Photocatalytic disinfection is very effective for the inactivation of bacterial species. TiO2 nanotubes were used for the inactivation of E. coli at the rate of 106 CFU/ml under 10 min (Baram et al., 2009). Daels et al. (2015) also reported the effective inactivation of 76% of the overall bacterial colonies within 6 h of exposure time using TiO2-functionalized membranes. Also, Li et al. (2015) utilized Ag-TiO2 to disinfect Pseudomonas aeruginosa. Similarly, photocatalytic disinfection was also used to inactivate fungus and algae (Tatlıdil et al., 2011; Lee et al., 2015).

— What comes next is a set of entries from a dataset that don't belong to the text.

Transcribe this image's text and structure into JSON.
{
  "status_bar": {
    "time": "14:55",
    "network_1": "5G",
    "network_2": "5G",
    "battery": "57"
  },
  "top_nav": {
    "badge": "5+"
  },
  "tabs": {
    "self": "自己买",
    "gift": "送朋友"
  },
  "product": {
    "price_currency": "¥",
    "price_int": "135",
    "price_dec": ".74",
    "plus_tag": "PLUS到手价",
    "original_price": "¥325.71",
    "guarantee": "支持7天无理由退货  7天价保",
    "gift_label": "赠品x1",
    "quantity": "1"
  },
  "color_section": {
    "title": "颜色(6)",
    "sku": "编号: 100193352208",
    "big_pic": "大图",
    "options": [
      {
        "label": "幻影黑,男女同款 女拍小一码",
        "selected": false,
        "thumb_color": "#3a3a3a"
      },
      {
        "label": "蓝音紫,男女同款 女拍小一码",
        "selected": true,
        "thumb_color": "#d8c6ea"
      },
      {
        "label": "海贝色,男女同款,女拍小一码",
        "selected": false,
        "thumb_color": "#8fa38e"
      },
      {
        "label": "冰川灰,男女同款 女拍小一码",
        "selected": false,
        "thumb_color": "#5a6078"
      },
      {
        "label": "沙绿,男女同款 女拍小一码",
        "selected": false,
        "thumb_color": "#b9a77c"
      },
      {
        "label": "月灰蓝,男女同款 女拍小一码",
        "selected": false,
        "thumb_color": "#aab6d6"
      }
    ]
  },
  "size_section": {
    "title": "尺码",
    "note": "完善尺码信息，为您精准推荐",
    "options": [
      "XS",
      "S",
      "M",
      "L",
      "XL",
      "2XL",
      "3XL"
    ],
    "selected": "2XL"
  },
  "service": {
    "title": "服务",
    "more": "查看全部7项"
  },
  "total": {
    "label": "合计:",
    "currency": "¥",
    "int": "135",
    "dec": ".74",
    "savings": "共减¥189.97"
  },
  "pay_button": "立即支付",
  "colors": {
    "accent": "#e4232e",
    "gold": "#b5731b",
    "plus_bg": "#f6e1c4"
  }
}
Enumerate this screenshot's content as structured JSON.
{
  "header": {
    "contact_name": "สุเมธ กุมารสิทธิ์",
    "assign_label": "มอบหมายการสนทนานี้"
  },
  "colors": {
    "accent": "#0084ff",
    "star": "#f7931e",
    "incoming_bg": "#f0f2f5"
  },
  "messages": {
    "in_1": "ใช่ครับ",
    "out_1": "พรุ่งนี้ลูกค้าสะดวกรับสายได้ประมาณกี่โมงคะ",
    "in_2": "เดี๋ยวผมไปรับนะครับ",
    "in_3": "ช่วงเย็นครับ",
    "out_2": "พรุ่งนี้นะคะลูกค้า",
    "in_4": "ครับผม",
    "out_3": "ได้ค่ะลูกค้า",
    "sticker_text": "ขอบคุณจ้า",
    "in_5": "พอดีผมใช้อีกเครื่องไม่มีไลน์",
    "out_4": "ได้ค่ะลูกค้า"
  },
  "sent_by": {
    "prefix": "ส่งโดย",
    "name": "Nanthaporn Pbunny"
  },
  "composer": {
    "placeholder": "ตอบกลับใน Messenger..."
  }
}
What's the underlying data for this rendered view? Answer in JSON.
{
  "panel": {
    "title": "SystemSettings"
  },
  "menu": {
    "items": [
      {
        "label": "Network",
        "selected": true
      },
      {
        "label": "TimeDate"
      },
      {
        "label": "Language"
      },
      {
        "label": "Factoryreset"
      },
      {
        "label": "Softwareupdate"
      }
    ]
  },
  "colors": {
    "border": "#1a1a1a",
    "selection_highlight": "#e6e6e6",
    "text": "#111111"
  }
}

Over the last few years, nanostructured TiO2, the most notable studied photocatalyst, has been actively investigated for photocatalytic viral disinfection. Degussa P25 was the most preferred photocatalyst in all these investigations because of its strong photoactivity, long-term stability, relatively low toxicity, and inexpensive cost (Zhang et al., 2015; Wang et al., 2018a). Viral inactivation kinetics is affected by TiO2 crystalline structures which are either anatase or rutile. Sjogren and Sierka (1994) began the pioneering work on the inactivation of MS2 through photocatalytic viral disinfection by using TiO2 photocatalyst. Thereafter, TiO2 and TiO2 -based photocatalysts, metal-containing photocatalysts apart from TiO2, and metal-free green photocatalysts have been employed to achieve improved antiviral disinfection effects (Table 3). Sato and Taya (2006) studied the impact of TiO2 particle crystalline structures on their virucidal ability. The authors achieved a maximum viral inactivation efficacy when both anatase and rutile TiO2 particles were combined with a 70% anatase ratio, having anatase and rutile phases that is 2 and 11 times more than TiO2, respectively.

Table 3.

Summary of parameters, inactivation efficiency, and photocatalysts used for viral disinfection in water.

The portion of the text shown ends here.